Wednesday, 23 January, 2019

Dixons Carphone reveals data breach affecting 5.9 million customers

Dixons Carphone discloses data breach affecting 5.9M payment cards 105k of which were compromised		
	Natasha Lomas

   	7 hours Dixons Carphone discloses data breach affecting 5.9M payment cards 105k of which were compromised Natasha Lomas @ 7 hours
Nellie Chapman | 13 June, 2018, 18:00

Retailer Dixons Carphone announced on Wednesday it had uncovered a major breach involving millions of people's data.

Separately, the investigation has found that 1.2m records containing non-financial personal data - such as name, address and email - had been accessed.

It said its ongoing investigation indicated there was an attempt to compromise 5.9 million cards in one of the processing systems of Currys PC World and Dixons Travel stores.

"As a precaution we immediately notified the relevant card companies via our payment provider about all these cards so that they could take the appropriate measures to protect customers".

"We have no evidence that this information has left our systems or has resulted in any fraud at this stage".

The retailer added that 5.8 million of the compromised cards are protected by chip and pin number combinations.

"We are extremely disappointed and sorry for any upset this may cause", said Chief Executive Alex Baldock. Again, Dixons said there was no evidence that it had resulted in any fraud.

Dixons says it doesn't believe that the attackers have anything like the amount of data required to use the cards fraudulently.

Pin codes, card verification values (CVV), and authentication data enabling holder identification or purchases were not stored in the data.
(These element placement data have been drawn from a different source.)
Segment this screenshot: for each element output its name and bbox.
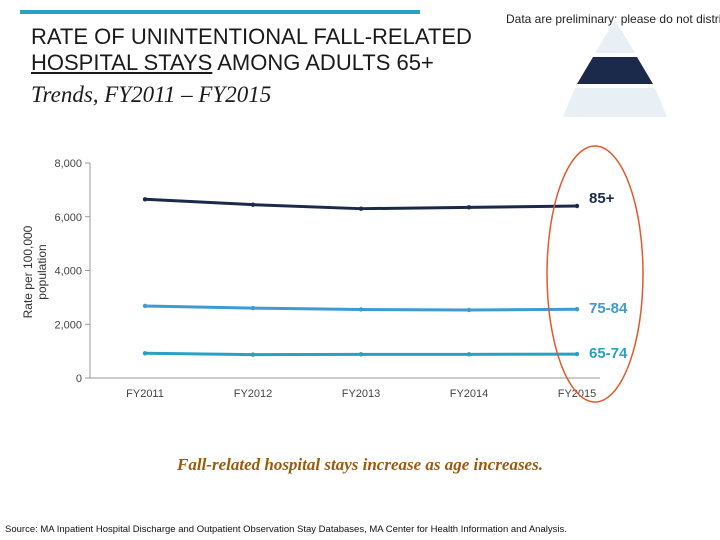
data-point xyxy=(358,206,364,211)
data-point xyxy=(574,307,580,312)
data-point xyxy=(466,352,472,357)
page-subtitle: Trends, FY2011 – FY2015 xyxy=(31,82,272,107)
x-tick-label: FY2012 xyxy=(234,388,273,400)
y-tick-label: 8,000 xyxy=(54,158,82,170)
y-tick-label: 4,000 xyxy=(54,266,82,278)
data-point xyxy=(574,351,580,357)
data-point xyxy=(358,307,364,312)
page-title: RATE OF UNINTENTIONAL FALL-RELATED HOSPI… xyxy=(31,24,472,76)
line-chart: 0 2,000 4,000 6,000 8,000 FY2011 FY2012 FY2013 F… xyxy=(54,145,644,403)
series-label: 65-74 xyxy=(589,345,628,362)
disclaimer-text: Data are preliminary; please do not dist… xyxy=(506,12,720,26)
data-point xyxy=(466,205,472,210)
x-tick-label: FY2013 xyxy=(342,388,381,400)
accent-bar xyxy=(20,10,420,14)
data-point xyxy=(358,352,364,357)
y-tick-label: 2,000 xyxy=(54,319,82,331)
data-point xyxy=(142,351,148,356)
data-point xyxy=(142,197,148,202)
data-point xyxy=(250,305,256,311)
data-point xyxy=(466,307,472,313)
y-tick-label: 0 xyxy=(76,373,82,385)
x-tick-label: FY2014 xyxy=(450,388,489,400)
title-underlined: HOSPITAL STAYS xyxy=(31,50,213,75)
data-point xyxy=(574,203,580,209)
highlight-ellipse xyxy=(546,145,644,403)
source-note: Source: MA Inpatient Hospital Discharge … xyxy=(5,524,567,535)
pyramid-icon xyxy=(563,20,667,117)
data-point xyxy=(142,303,148,309)
x-tick-label: FY2015 xyxy=(558,388,597,400)
key-finding: Fall-related hospital stays increase as … xyxy=(177,455,543,474)
series-label: 85+ xyxy=(589,190,615,207)
title-line-2: HOSPITAL STAYS AMONG ADULTS 65+ xyxy=(31,50,472,76)
title-line-1: RATE OF UNINTENTIONAL FALL-RELATED xyxy=(31,24,472,49)
data-point xyxy=(250,202,256,207)
title-line-2-rest: AMONG ADULTS 65+ xyxy=(212,50,434,75)
x-tick-label: FY2011 xyxy=(126,388,164,400)
y-tick-label: 6,000 xyxy=(54,212,82,224)
series-label: 75-84 xyxy=(589,300,628,317)
data-point xyxy=(250,352,256,357)
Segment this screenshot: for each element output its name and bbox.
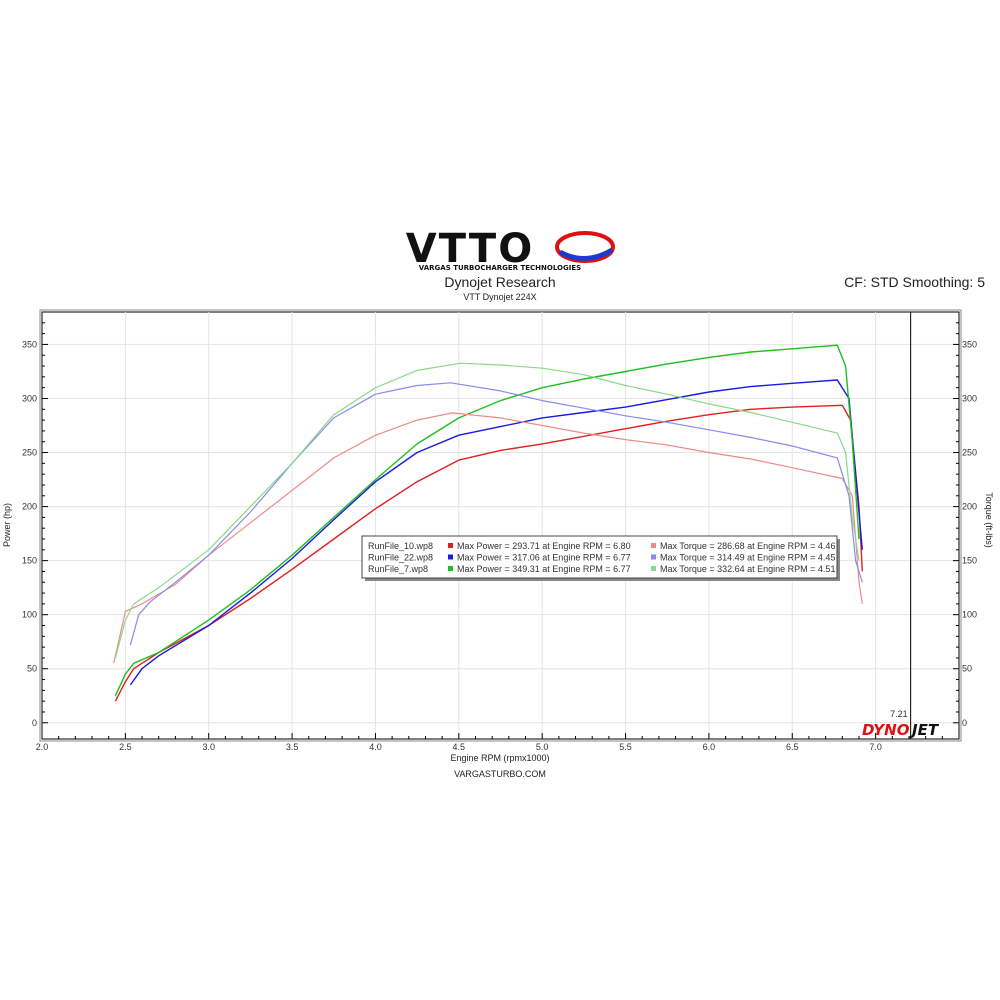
- legend-file: RunFile_10.wp8: [368, 541, 433, 551]
- series-torque-2: [114, 362, 860, 659]
- series-torque-1: [129, 382, 863, 646]
- legend-torque-text: Max Torque = 332.64 at Engine RPM = 4.51: [660, 564, 835, 574]
- legend-power-text: Max Power = 317.06 at Engine RPM = 6.77: [457, 553, 631, 563]
- y-tick-label-right: 0: [962, 718, 967, 728]
- x-tick-label: 3.0: [202, 742, 215, 752]
- x-tick-label: 4.5: [453, 742, 466, 752]
- series-power-0: [114, 404, 863, 702]
- legend-power-text: Max Power = 349.31 at Engine RPM = 6.77: [457, 564, 631, 574]
- cf-smoothing-label: CF: STD Smoothing: 5: [844, 274, 985, 290]
- series-lines: [113, 344, 863, 702]
- y-tick-label-right: 250: [962, 448, 977, 458]
- x-tick-label: 6.5: [786, 742, 799, 752]
- legend-torque-swatch: [651, 554, 656, 560]
- legend-power-text: Max Power = 293.71 at Engine RPM = 6.80: [457, 541, 631, 551]
- y-axis-left-label: Power (hp): [2, 503, 12, 547]
- x-axis-label: Engine RPM (rpmx1000): [450, 753, 549, 763]
- x-tick-label: 5.5: [619, 742, 632, 752]
- logo-text: VTTO: [406, 226, 534, 272]
- chart-subtitle: VTT Dynojet 224X: [463, 292, 536, 302]
- y-tick-label-right: 50: [962, 664, 972, 674]
- y-tick-label-right: 150: [962, 556, 977, 566]
- y-tick-label-left: 300: [22, 393, 37, 403]
- x-tick-label: 2.5: [119, 742, 132, 752]
- legend-power-swatch: [448, 554, 453, 560]
- x-tick-label: 4.0: [369, 742, 382, 752]
- chart-title: Dynojet Research: [444, 274, 555, 290]
- y-tick-label-left: 100: [22, 610, 37, 620]
- legend-torque-text: Max Torque = 286.68 at Engine RPM = 4.46: [660, 541, 835, 551]
- legend-file: RunFile_7.wp8: [368, 564, 428, 574]
- vtt-logo: VTTO VARGAS TURBOCHARGER TECHNOLOGIES: [406, 226, 615, 272]
- legend-torque-swatch: [651, 543, 656, 548]
- y-tick-label-right: 350: [962, 339, 977, 349]
- series-power-2: [114, 344, 860, 697]
- y-tick-label-left: 250: [22, 448, 37, 458]
- dynojet-brand-a: DYNO: [862, 721, 910, 739]
- grid-lines: [42, 312, 959, 739]
- y-tick-label-left: 200: [22, 502, 37, 512]
- legend-torque-swatch: [651, 566, 656, 571]
- y-tick-label-left: 50: [27, 664, 37, 674]
- marker-label: 7.21: [890, 709, 908, 719]
- logo-swirl-blue: [558, 247, 614, 261]
- x-tick-label: 2.0: [36, 742, 49, 752]
- y-axis-right-label: Torque (ft-lbs): [984, 492, 994, 548]
- dynojet-brand-b: JET: [909, 721, 940, 739]
- legend-power-swatch: [448, 543, 453, 548]
- source-footer: VARGASTURBO.COM: [454, 769, 546, 779]
- legend-torque-text: Max Torque = 314.49 at Engine RPM = 4.45: [660, 553, 835, 563]
- legend: RunFile_10.wp8 Max Power = 293.71 at Engi…: [361, 535, 840, 581]
- x-tick-label: 6.0: [703, 742, 716, 752]
- legend-box: [361, 535, 838, 579]
- legend-file: RunFile_22.wp8: [368, 553, 433, 563]
- y-tick-label-right: 200: [962, 502, 977, 512]
- x-tick-label: 7.0: [869, 742, 882, 752]
- y-axis-left-ticks: 0 50 100 150 200 250 300 350: [22, 322, 48, 728]
- plot-area: [39, 309, 962, 742]
- x-tick-label: 5.0: [536, 742, 549, 752]
- y-tick-label-right: 300: [962, 393, 977, 403]
- y-tick-label-left: 150: [22, 556, 37, 566]
- dynojet-logo: DYNO JET: [862, 721, 940, 739]
- y-axis-right-ticks: 0 50 100 150 200 250 300 350: [953, 322, 977, 728]
- y-tick-label-left: 0: [32, 718, 37, 728]
- logo-subtitle: VARGAS TURBOCHARGER TECHNOLOGIES: [419, 264, 581, 272]
- y-tick-label-right: 100: [962, 610, 977, 620]
- rpm-marker-line: 7.21: [890, 312, 912, 739]
- legend-power-swatch: [448, 566, 453, 571]
- x-axis-ticks: 2.0 2.5 3.0 3.5 4.0 4.5 5.0 5.5 6.0 6.5 7.0: [36, 733, 960, 752]
- y-tick-label-left: 350: [22, 339, 37, 349]
- x-tick-label: 3.5: [286, 742, 299, 752]
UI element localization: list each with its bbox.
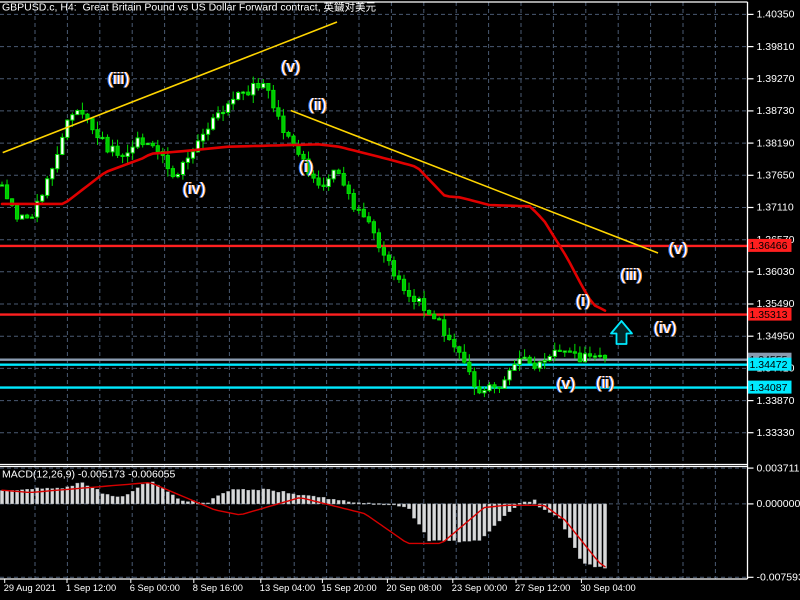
svg-text:1 Sep 12:00: 1 Sep 12:00 (66, 583, 116, 593)
svg-text:1.37650: 1.37650 (757, 170, 795, 182)
svg-text:(v): (v) (281, 58, 300, 76)
svg-text:8 Sep 16:00: 8 Sep 16:00 (193, 583, 243, 593)
svg-text:0.003711: 0.003711 (757, 462, 800, 474)
svg-text:23 Sep 00:00: 23 Sep 00:00 (452, 583, 507, 593)
svg-text:1.39810: 1.39810 (757, 41, 795, 53)
svg-text:1.36030: 1.36030 (757, 266, 795, 278)
svg-text:1.36466: 1.36466 (750, 240, 788, 252)
svg-text:1.35313: 1.35313 (750, 309, 788, 321)
svg-text:20 Sep 08:00: 20 Sep 08:00 (386, 583, 441, 593)
svg-text:1.34087: 1.34087 (750, 382, 788, 394)
svg-text:(iii): (iii) (108, 70, 130, 88)
svg-text:GBPUSD.c, H4: Great Britain P: GBPUSD.c, H4: Great Britain Pound vs US … (2, 1, 377, 14)
svg-text:MACD(12,26,9) -0.005173 -0.006: MACD(12,26,9) -0.005173 -0.006055 (2, 469, 176, 481)
svg-text:0.000000: 0.000000 (757, 498, 800, 510)
svg-text:(i): (i) (299, 158, 314, 176)
svg-text:1.40350: 1.40350 (757, 9, 795, 21)
svg-text:(ii): (ii) (596, 374, 614, 392)
svg-text:1.38190: 1.38190 (757, 137, 795, 149)
svg-text:1.34950: 1.34950 (757, 330, 795, 342)
svg-text:1.33330: 1.33330 (757, 427, 795, 439)
svg-text:6 Sep 00:00: 6 Sep 00:00 (130, 583, 180, 593)
svg-text:30 Sep 04:00: 30 Sep 04:00 (580, 583, 635, 593)
svg-text:27 Sep 12:00: 27 Sep 12:00 (515, 583, 570, 593)
svg-text:(iv): (iv) (183, 180, 206, 198)
svg-text:1.34472: 1.34472 (750, 359, 788, 371)
svg-text:(v): (v) (668, 240, 687, 258)
svg-text:29 Aug 2021: 29 Aug 2021 (4, 583, 56, 593)
svg-text:15 Sep 20:00: 15 Sep 20:00 (321, 583, 376, 593)
svg-text:1.37110: 1.37110 (757, 202, 794, 214)
svg-text:13 Sep 04:00: 13 Sep 04:00 (260, 583, 315, 593)
svg-text:(i): (i) (576, 292, 591, 310)
svg-text:(iv): (iv) (654, 319, 677, 337)
svg-text:-0.007593: -0.007593 (757, 572, 800, 584)
svg-text:1.38730: 1.38730 (757, 105, 795, 117)
svg-text:(ii): (ii) (308, 96, 326, 114)
svg-text:1.33870: 1.33870 (757, 395, 795, 407)
svg-text:(v): (v) (556, 375, 575, 393)
svg-text:(iii): (iii) (620, 266, 642, 284)
svg-text:1.39270: 1.39270 (757, 73, 795, 85)
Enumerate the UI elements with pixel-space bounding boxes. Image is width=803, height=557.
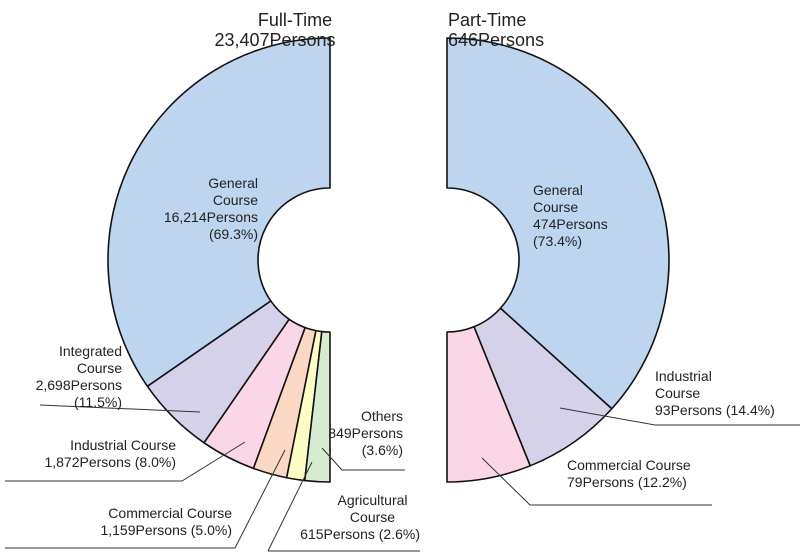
chart-title-block: Full-Time 23,407Persons — [175, 10, 375, 50]
category-label: General Course — [533, 182, 583, 215]
value-label: 849Persons — [328, 425, 403, 441]
chart-title-block: Part-Time 646Persons — [448, 10, 648, 50]
value-label: 1,872Persons — [44, 454, 131, 470]
value-label: 79Persons — [567, 474, 634, 490]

The breach was now being investigated by police, it said, while regulators had also been informed. We promptly launched an investigation, engaged leading cyber security experts and added extra security measures to our systems.

It comes after telecoms firm TalkTalk was hit by a major cyber attack in October 2015, which saw the personal data of almost 160,000 people accessed by hackers and left the firm facing a record £400,000 fine for security failings.

"While Dixons has said that there is no evidence of fraud taking place, now the data is in the criminal sphere, it's unlikely to be long before it starts being shopped around amongst criminals, with ensuing phishing and bruteforce attacks launched".

In a statement released this morning, the company said during a review of systems and data, it discovered that there has been "unauthorised access to certain data held by the company".